I did not see or hear anything about him writing code until several weeks after hiring. It seemed as though he was trying to set the record on the number of namespace parts in their framework, which were all repeated entirely on every line. I may not be remembering this right but I think he was actually double-spacing his code. Not like separated into logical blocks, just double spaced.

One day, he deliberately provoked me into a shouting match that got me fired. Someone had asked something about my code, which I started answering, and he was standing nearby and suddenly said something like "I'll handle this. _Why can't you just admit that you made another mistake?_" (or something like that) very loudly. No one was asking me about a mistake or anything. I don't remember but there might have been some aspect of the code that could use improvement that I was explaining as an aside. But whatever it was, his response did not make sense except as a provocation and manipulation. It did in fact enrage me and cause me to initiate the shouting.

I could not stand him because he did little to no useful work that I could see, spent most of his time "mentoring" one of the attractive young female new hires. The boss liked him because he lived on a boat and presented himself as upper class.

Some people you will work with operate at the same socio-ethical level as chimpanzees.

someguy7250 2 years ago

And then there are people like me, I only have hard skills and not enough soft skills. People end up not trusting me because they find out I'm hiding skills. And I end up not using them, and not even trying to convince people what's the right thing to do

  • hsjqllzlfkf 2 years ago

    And whose fault is it for being aware that you lack skills but refusing to develop them?

    • coldtea 2 years ago

      Not everybody can develop such skills just because they wish so.

      • hsjqllzlfkf 2 years ago

        Indeed, wishing is not enough. It requires hard work.

        • coldtea 2 years ago

          Better take up that hard work then, because this response doesn't really signal "social skills".

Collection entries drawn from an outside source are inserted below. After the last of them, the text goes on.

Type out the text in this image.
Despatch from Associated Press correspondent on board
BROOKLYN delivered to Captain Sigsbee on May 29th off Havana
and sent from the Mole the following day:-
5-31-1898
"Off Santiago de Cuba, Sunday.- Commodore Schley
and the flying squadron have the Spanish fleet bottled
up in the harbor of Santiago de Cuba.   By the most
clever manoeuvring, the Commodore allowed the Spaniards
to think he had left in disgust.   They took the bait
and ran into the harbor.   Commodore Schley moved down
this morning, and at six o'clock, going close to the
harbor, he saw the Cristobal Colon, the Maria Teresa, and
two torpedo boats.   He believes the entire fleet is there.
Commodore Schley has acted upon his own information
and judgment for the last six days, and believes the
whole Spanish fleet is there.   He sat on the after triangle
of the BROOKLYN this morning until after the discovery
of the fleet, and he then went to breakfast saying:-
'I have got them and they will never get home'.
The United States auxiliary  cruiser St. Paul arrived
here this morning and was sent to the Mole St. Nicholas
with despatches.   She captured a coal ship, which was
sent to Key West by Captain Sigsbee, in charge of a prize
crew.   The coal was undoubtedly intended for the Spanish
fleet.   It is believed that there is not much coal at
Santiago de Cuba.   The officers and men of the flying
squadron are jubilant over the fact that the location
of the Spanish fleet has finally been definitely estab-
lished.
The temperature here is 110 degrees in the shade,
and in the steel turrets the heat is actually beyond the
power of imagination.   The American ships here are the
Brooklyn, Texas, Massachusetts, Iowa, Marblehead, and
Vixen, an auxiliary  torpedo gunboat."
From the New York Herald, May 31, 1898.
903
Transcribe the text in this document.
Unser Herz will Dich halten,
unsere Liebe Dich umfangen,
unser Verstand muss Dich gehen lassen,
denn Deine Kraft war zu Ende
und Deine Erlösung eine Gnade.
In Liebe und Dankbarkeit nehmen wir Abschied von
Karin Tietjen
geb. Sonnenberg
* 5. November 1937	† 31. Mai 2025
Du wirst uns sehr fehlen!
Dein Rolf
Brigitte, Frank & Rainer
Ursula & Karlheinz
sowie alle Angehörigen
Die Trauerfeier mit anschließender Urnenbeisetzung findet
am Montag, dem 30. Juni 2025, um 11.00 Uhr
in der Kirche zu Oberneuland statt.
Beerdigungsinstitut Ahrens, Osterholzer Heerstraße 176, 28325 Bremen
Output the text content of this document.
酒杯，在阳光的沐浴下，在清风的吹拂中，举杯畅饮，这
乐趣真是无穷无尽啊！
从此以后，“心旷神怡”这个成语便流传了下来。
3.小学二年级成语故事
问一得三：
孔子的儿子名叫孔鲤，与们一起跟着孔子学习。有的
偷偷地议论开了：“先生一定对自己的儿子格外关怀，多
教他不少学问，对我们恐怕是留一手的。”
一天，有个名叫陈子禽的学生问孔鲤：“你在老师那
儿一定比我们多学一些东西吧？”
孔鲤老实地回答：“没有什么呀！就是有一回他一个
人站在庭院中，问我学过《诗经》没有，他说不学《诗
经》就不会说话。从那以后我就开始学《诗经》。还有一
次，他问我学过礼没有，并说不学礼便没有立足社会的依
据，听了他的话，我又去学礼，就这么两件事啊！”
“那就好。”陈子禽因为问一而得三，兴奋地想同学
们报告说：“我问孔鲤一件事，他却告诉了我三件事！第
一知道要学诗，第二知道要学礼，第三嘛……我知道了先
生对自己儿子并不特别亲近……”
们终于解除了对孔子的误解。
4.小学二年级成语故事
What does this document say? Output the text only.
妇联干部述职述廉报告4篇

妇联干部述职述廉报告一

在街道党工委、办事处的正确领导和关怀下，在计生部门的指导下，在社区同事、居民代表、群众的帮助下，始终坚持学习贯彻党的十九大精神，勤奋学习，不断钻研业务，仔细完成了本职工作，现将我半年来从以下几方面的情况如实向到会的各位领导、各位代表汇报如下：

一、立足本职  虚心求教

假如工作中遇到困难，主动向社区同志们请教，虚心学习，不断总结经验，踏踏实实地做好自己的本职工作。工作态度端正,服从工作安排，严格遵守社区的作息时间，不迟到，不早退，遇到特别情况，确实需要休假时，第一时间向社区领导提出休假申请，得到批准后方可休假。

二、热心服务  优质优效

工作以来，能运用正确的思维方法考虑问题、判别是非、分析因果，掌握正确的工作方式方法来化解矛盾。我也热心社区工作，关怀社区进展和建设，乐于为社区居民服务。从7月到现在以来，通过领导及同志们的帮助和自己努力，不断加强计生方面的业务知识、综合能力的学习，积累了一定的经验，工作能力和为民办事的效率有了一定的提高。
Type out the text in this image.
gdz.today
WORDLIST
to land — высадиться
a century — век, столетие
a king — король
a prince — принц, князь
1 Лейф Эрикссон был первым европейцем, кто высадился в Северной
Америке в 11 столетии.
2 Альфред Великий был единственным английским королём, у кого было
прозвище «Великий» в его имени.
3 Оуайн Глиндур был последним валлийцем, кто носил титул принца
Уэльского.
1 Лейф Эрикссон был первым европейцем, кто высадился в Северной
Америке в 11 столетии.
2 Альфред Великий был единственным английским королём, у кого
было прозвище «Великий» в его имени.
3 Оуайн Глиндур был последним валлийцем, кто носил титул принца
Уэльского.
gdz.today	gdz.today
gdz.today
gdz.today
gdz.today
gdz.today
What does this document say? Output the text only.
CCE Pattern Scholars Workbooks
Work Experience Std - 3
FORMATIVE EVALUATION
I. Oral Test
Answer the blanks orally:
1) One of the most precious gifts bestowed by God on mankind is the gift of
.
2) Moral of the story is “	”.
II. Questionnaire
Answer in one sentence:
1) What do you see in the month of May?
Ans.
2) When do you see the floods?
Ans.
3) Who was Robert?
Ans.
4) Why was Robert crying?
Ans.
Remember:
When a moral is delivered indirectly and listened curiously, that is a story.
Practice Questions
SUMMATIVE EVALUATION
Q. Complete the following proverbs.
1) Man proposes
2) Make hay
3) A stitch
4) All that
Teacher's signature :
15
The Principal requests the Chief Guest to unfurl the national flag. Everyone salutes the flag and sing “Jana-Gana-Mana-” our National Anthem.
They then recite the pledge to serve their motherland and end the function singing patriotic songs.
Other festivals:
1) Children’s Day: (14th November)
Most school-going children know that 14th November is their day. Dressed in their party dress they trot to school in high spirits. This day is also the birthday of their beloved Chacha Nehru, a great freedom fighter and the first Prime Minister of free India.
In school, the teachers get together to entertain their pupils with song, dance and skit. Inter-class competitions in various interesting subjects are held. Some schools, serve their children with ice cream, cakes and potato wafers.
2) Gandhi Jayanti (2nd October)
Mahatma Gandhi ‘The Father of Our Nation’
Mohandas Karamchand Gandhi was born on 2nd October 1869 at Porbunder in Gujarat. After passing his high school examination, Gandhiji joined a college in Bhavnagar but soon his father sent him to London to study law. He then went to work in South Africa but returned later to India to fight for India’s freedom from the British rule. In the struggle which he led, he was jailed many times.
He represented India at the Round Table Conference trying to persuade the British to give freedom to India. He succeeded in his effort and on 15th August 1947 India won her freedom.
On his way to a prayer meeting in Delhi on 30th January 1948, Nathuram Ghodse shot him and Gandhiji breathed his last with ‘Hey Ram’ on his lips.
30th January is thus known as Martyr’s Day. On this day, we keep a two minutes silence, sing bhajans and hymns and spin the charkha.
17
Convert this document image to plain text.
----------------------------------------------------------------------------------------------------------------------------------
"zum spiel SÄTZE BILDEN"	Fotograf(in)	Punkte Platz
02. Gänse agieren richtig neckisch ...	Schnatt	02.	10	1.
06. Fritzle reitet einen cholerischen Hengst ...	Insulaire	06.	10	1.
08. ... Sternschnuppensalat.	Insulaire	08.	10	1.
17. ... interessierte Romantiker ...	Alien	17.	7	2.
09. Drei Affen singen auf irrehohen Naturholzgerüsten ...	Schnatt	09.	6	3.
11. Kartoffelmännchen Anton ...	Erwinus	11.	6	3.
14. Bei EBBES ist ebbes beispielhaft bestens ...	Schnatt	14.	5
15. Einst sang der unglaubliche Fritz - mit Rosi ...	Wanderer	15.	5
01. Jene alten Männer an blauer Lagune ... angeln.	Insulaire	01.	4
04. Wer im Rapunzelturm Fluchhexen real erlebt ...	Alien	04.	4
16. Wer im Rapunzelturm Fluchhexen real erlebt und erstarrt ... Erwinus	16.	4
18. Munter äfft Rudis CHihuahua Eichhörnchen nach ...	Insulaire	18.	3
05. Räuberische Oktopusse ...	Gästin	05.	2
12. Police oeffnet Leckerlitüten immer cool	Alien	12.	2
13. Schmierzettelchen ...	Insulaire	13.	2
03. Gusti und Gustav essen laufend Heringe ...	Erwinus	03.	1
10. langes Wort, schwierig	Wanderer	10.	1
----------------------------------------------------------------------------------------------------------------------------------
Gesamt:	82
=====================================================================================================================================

          I was talking about mental health issues (from genetic stuff like autism to PTSD and social anxiety) that prevent those social skills from developing, regardless of work (any more than someone with depression can just "work" on being happier).

          • hsjqllzlfkf 2 years ago

            I know exactly what you were talking about, because my social skills are amazing. And my response is the same - hard work.

  • LatteLazy 2 years ago

    I'm not sure I follow you. Why are you hiding your skills?

BMc2020 2 years ago

Two words: social skills.

  • palmer_fox 2 years ago

    Not really. Social skills are just that - skills. How you apply these skills, whether you choose to apply them is a different matter. There are many non-toxic people with social skills who do not flourish in these corporate environments. Moreover, I have met many successful people who are mostly just manipulative and not what one would call naturally social. Maybe that also falls into the "social skill" category but I would differentiate that.

  • darthrupert 2 years ago

    Social skills is almost the opposite of being toxic.

cratermoon 2 years ago

2020

  • dent9876543 2 years ago

    True. But I don’t necessarily think it changes things.

    It’d be nice to see a follow up incorporating what we’ve learned about the whole wfh/hybrid practices of late.

    But my guess is that the same group will climb just as they would have before. If anything, I’d guess the effect will be made even more pronounced.

    • cratermoon 2 years ago

      So what's the guideline for tagging a submission with the date?

      • coldtea 2 years ago

        It makes sense to add it if the content of the submission is time-sensitive and so knowledge of the date makes a difference (e.g. an article about some "new breakthrough discovery" which woudn't be such anymore if the piece was written in 2004).

      • AnimalMuppet 2 years ago

        In general, the HN style is that, if it wasn't written this year, tag it with the year.

  • coldtea 2 years ago

    As if anything changed between 2020 and 2023 regarding "toxic colleagues climbing to the top" or not?